Но слезы у Матрены Ивановны были чисто декоративные. Стакан с водой она отодвинула. На Гришу посмотрела даже удивленно.
- Разве я плачу?
- А что же вы делаете?
- Это моя душа плачет, а я - нет. Я пришла спросить тебя, Гриша, как нового председателя.
- Спрашивайте.
- Ты ведь вырос в нашем селе и все видел. Ты же знаешь, какая я несчастная?
- Ну...
- Да ты не стесняйся! Говори: знаешь ведь? Сколько у меня было мужей?
- Ну...
- Четыре!.. А где они все? Боишься сказать? Так я тебе скажу сама! Набока где? Умер? Умер. Белицкий умер? Умер. Довгань умер? Умер. Цёна умер? Умер. Сколько получается?
- Чего?
- Умерло.
- А-а, четыре.
- Вишь, сам сказал: четыре. А пенсий у меня сколько?
- Пенсий?
- Да пенсий же! Сколько их, ты думаешь? Одна-единственная! А почему не четыре?
- Что вы, тетка Матрена? Кому у нас по четыре пенсии платят?
- А у кого по четыре мужа умирало? Скажешь? Не скажешь! И никто не скажет! Этот Свиридон сидел здесь тридцать лет, да только издевался над бедной вдовой, на смех меня поднимал. А ты ведь такой молоденький да пригоженький.

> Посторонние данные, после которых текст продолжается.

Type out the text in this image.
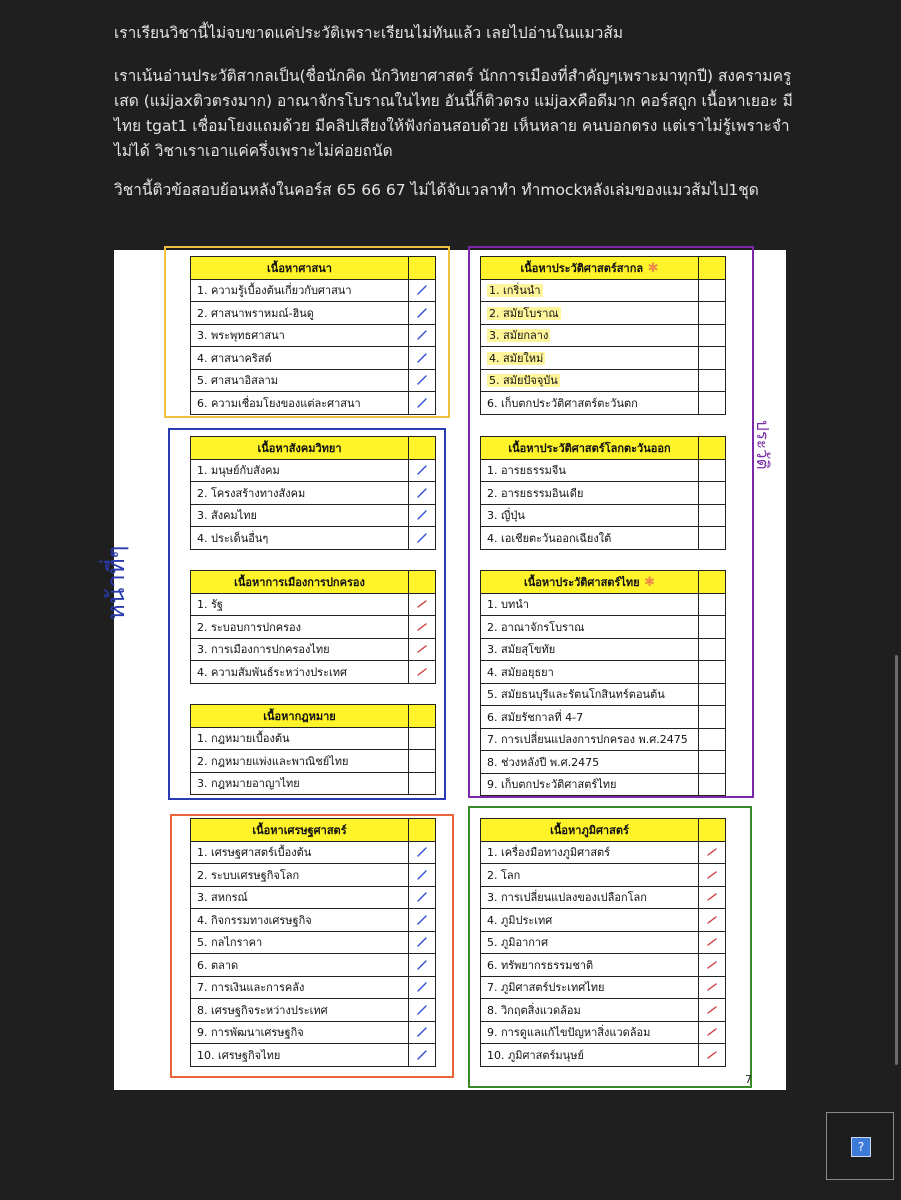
เราเรียนวิชานี้ไม่จบขาดแค่ประวัติเพราะเรียนไม่ทันแล้ว เลยไปอ่านในแมวส้ม

เราเน้นอ่านประวัติสากลเป็น(ชื่อนักคิด นักวิทยาศาสตร์ นักการเมืองที่สำคัญๆเพราะมาทุกปี) สงครามครูเสด (แม่jaxติวตรงมาก) อาณาจักรโบราณในไทย อันนี้ก็ติวตรง แม่jaxคือดีมาก คอร์สถูก เนื้อหาเยอะ มีไทย tgat1 เชื่อมโยงแถมด้วย มีคลิปเสียงให้ฟังก่อนสอบด้วย เห็นหลาย คนบอกตรง แต่เราไม่รู้เพราะจำไม่ได้ วิชาเราเอาแค่ครึ่งเพราะไม่ค่อยถนัด

วิชานี้ติวข้อสอบย้อนหลังในคอร์ส 65 66 67 ไม่ได้จับเวลาทำ ทำmockหลังเล่มของแมวส้มไป1ชุด

หน้าที่ๆ
ประวัติ
เนื้อหาศาสนา	
1. ความรู้เบื้องต้นเกี่ยวกับศาสนา	

2. ศาสนาพราหมณ์-ฮินดู	

3. พระพุทธศาสนา	

4. ศาสนาคริสต์	

5. ศาสนาอิสลาม	

6. ความเชื่อมโยงของแต่ละศาสนา	
เนื้อหาสังคมวิทยา	
1. มนุษย์กับสังคม	

2. โครงสร้างทางสังคม	

3. สังคมไทย	

4. ประเด็นอื่นๆ	
เนื้อหาการเมืองการปกครอง	
1. รัฐ	

2. ระบอบการปกครอง	

3. การเมืองการปกครองไทย	

4. ความสัมพันธ์ระหว่างประเทศ	
เนื้อหากฎหมาย	
1. กฎหมายเบื้องต้น	
2. กฎหมายแพ่งและพาณิชย์ไทย	
3. กฎหมายอาญาไทย	
เนื้อหาเศรษฐศาสตร์	
1. เศรษฐศาสตร์เบื้องต้น	

2. ระบบเศรษฐกิจโลก	

3. สหกรณ์	

4. กิจกรรมทางเศรษฐกิจ	

5. กลไกราคา	

6. ตลาด	

7. การเงินและการคลัง	

8. เศรษฐกิจระหว่างประเทศ	

9. การพัฒนาเศรษฐกิจ	

10. เศรษฐกิจไทย	
เนื้อหาประวัติศาสตร์สากล ✱	
1. เกริ่นนำ	
2. สมัยโบราณ	
3. สมัยกลาง	
4. สมัยใหม่	
5. สมัยปัจจุบัน	
6. เก็บตกประวัติศาสตร์ตะวันตก	
เนื้อหาประวัติศาสตร์โลกตะวันออก	
1. อารยธรรมจีน	
2. อารยธรรมอินเดีย	
3. ญี่ปุ่น	
4. เอเชียตะวันออกเฉียงใต้	
เนื้อหาประวัติศาสตร์ไทย ✱	
1. บทนำ	
2. อาณาจักรโบราณ	
3. สมัยสุโขทัย	
4. สมัยอยุธยา	
5. สมัยธนบุรีและรัตนโกสินทร์ตอนต้น	
6. สมัยรัชกาลที่ 4-7	
7. การเปลี่ยนแปลงการปกครอง พ.ศ.2475	
8. ช่วงหลังปี พ.ศ.2475	
9. เก็บตกประวัติศาสตร์ไทย	
เนื้อหาภูมิศาสตร์	
1. เครื่องมือทางภูมิศาสตร์	

2. โลก	

3. การเปลี่ยนแปลงของเปลือกโลก	

4. ภูมิประเทศ	

5. ภูมิอากาศ	

6. ทรัพยากรธรรมชาติ	

7. ภูมิศาสตร์ประเทศไทย	

8. วิกฤตสิ่งแวดล้อม	

9. การดูแลแก้ไขปัญหาสิ่งแวดล้อม	

10. ภูมิศาสตร์มนุษย์	
7
?
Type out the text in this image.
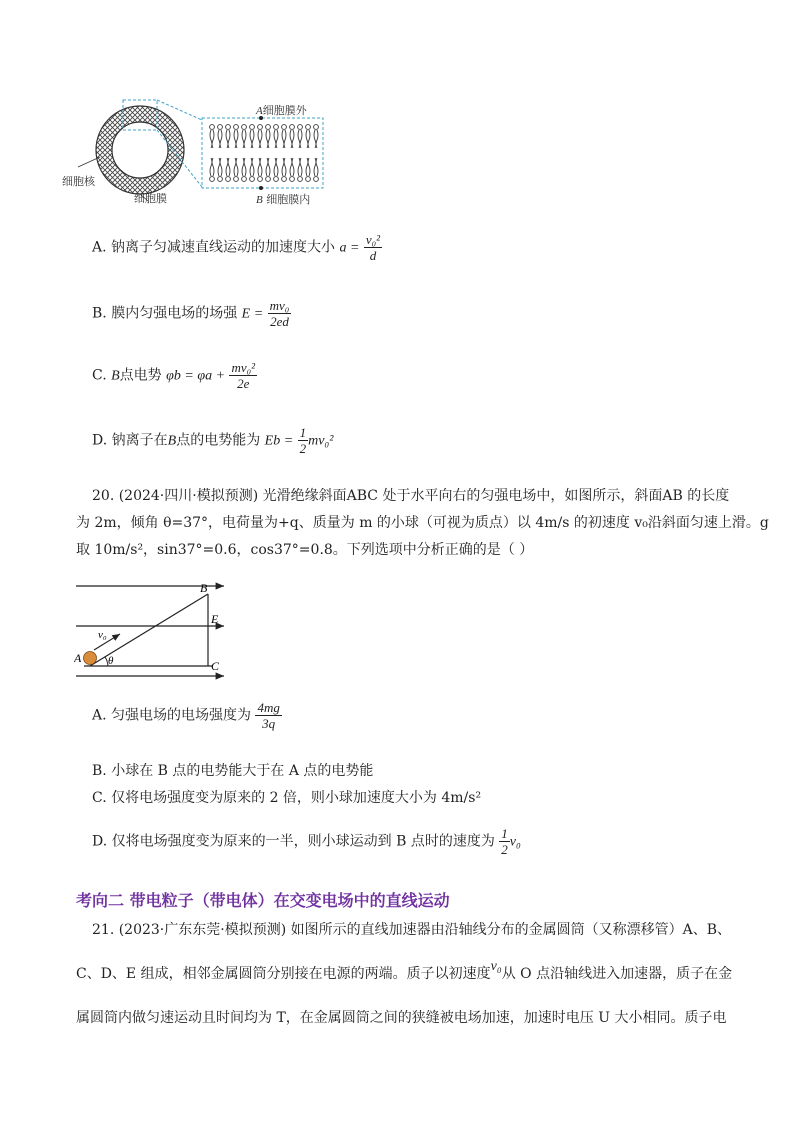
A细胞膜外
B 细胞膜内
细胞核
细胞膜
A. 钠离子匀减速直线运动的加速度大小 $a = \frac{\text{v₀²}}{d}$
B. 膜内匀强电场的场强 $E = \frac{\text{mv₀}}{2ed}$
C. B点电势 $\varphi b = \varphi a + \frac{\text{mv₀²}}{2e}$
D. 钠离子在B点的电势能为 $Eb = \frac{1}{2} mv_0^2$
20. (2024·四川·模拟预测) 光滑绝缘斜面ABC 处于水平向右的匀强电场中，如图所示，斜面AB 的长度
为 2m，倾角 θ=37°，电荷量为+q、质量为 m 的小球（可视为质点）以 4m/s 的初速度 v₀沿斜面匀速上滑。g
取 10m/s²，sin37°=0.6，cos37°=0.8。下列选项中分析正确的是（ ）
B
E
v₀
A θ	C
A. 匀强电场的电场强度为 $\frac{4mg}{3q}$
B. 小球在 B 点的电势能大于在 A 点的电势能
C. 仅将电场强度变为原来的 2 倍，则小球加速度大小为 4m/s²
D. 仅将电场强度变为原来的一半，则小球运动到 B 点时的速度为 $\frac{1}{2} v_0$
考向二 带电粒子（带电体）在交变电场中的直线运动
21. (2023·广东东莞·模拟预测) 如图所示的直线加速器由沿轴线分布的金属圆筒（又称漂移管）A、B、
C、D、E 组成，相邻金属圆筒分别接在电源的两端。质子以初速度v₀从 O 点沿轴线进入加速器，质子在金
属圆筒内做匀速运动且时间均为 T，在金属圆筒之间的狭缝被电场加速，加速时电压 U 大小相同。质子电
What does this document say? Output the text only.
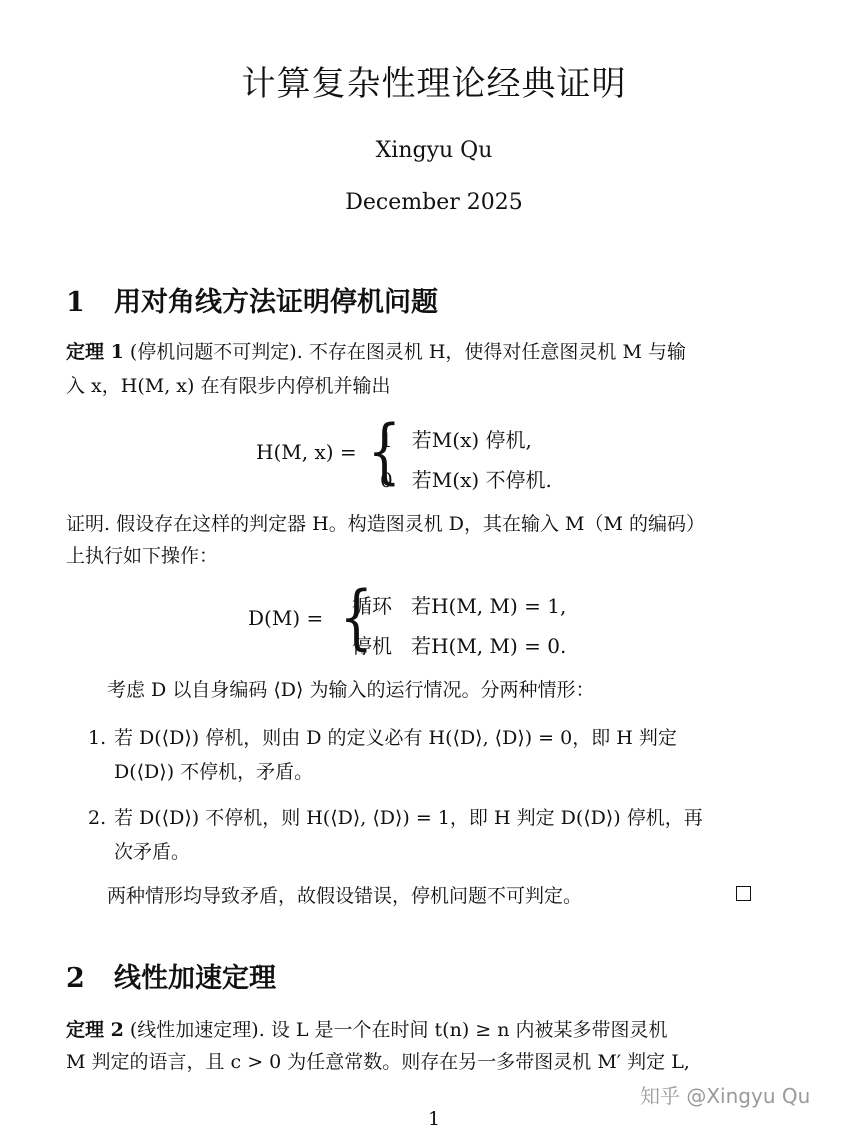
计算复杂性理论经典证明
Xingyu Qu
December 2025
1 用对角线方法证明停机问题
定理 1 (停机问题不可判定). 不存在图灵机 H，使得对任意图灵机 M 与输
入 x，H(M, x) 在有限步内停机并输出
H(M, x) = {
1   若M(x) 停机,
0   若M(x) 不停机.
证明. 假设存在这样的判定器 H。构造图灵机 D，其在输入 M（M 的编码）
上执行如下操作：
D(M) = {
循环   若H(M, M) = 1,
停机   若H(M, M) = 0.
考虑 D 以自身编码 ⟨D⟩ 为输入的运行情况。分两种情形：
1. 若 D(⟨D⟩) 停机，则由 D 的定义必有 H(⟨D⟩, ⟨D⟩) = 0，即 H 判定
D(⟨D⟩) 不停机，矛盾。
2. 若 D(⟨D⟩) 不停机，则 H(⟨D⟩, ⟨D⟩) = 1，即 H 判定 D(⟨D⟩) 停机，再
次矛盾。
两种情形均导致矛盾，故假设错误，停机问题不可判定。
2 线性加速定理
定理 2 (线性加速定理). 设 L 是一个在时间 t(n) ≥ n 内被某多带图灵机
M 判定的语言，且 c > 0 为任意常数。则存在另一多带图灵机 M′ 判定 L,
知乎 @Xingyu Qu
1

Уж ты мне помоги!
И она снова угрожающе нацелилась на Гришу полными слез глазами, как поливальная машина на киевский газон. Грише не хотелось становиться газоном, он скорее принялся утешать Матрену Ивановну.
- Тетка Матрена, у вас в самом деле... Такое дело сразу не... Знаете что? Давайте сделаем так: пошлем в "Сельские вести" вопрос юристу. Дескать, так и так, просим ответить, объяснить и помочь... А то у нас что? Обыкновенное село. Какие тут возможности? Ограниченные. Вы здесь не вмещаетесь никак, Матрена Ивановна. Вам надо шире, на всю республику. А республика - это уже сила! Понимаете?
- Сила, говоришь? - просияла белым лицом Матрена Ивановна.
- Точно!
- И поможет?
- Уж если там не поможет, тогда нигде!
- Ну, разве что. Так ты сам и напишешь или как?
- Я напишу, а вы только подпишетесь.
- Подпишусь, подпишусь! Вон и Набока умер, и Белицкий умер, и Цёна...
Гриша, кажется, начал понимать, почему дядька Вновьизбрать именно на этом этапе общественного развития решил передать власть другому. Но почему этим другим должен был стать он, Гриша Левенец? Мог бы спросить об этом Ганну Афанасьевну, которая как раз входила в кабинет, но задал ей иной вопрос:
- Ганна Афанасьевна, у вас всегда здесь столько людей?
- А вы их должны принимать и удовлетворять их просьбы и требования.
- Удовлетворять? А если я не могу?
- Вас избрали для того, чтобы вы смогли. Вот я принесла сегодняшнюю центральную газету. В ней как раз статья о сельском Совете. Называется "Сто забот". Я тут подчеркнула самое главное.
- Сто забот? Подчеркнули?
- Свиридон Карпович всегда просил меня подчеркивать то, что касается нас, потому что у него не было времени читать газет...
- Не было времени? Как это?
- У вас его тоже не будет. Видите же, здесь написано: "Сто забот".
- Так это что у меня теперь - не жизнь, а стозаботность?
Ганна Афанасьевна была воплощенное терпение.
- Вот тут написано. Смотрите: "Нашему председателю сельского Совета до всего есть дело. Налажено ли горячее питание механизаторов, как работает бытовая комната у животноводов, не срывается ли график приезда автолавки, не нарушается ли постановление сельисполкома о помощи многодетной семье - в первую очередь завезти топливо, вспахать огород, обеспечить малышей одеждой, бесплатным питанием. Сто вопросов, сто проблем у нашего председателя, и ему их решать, ибо это - ради людей".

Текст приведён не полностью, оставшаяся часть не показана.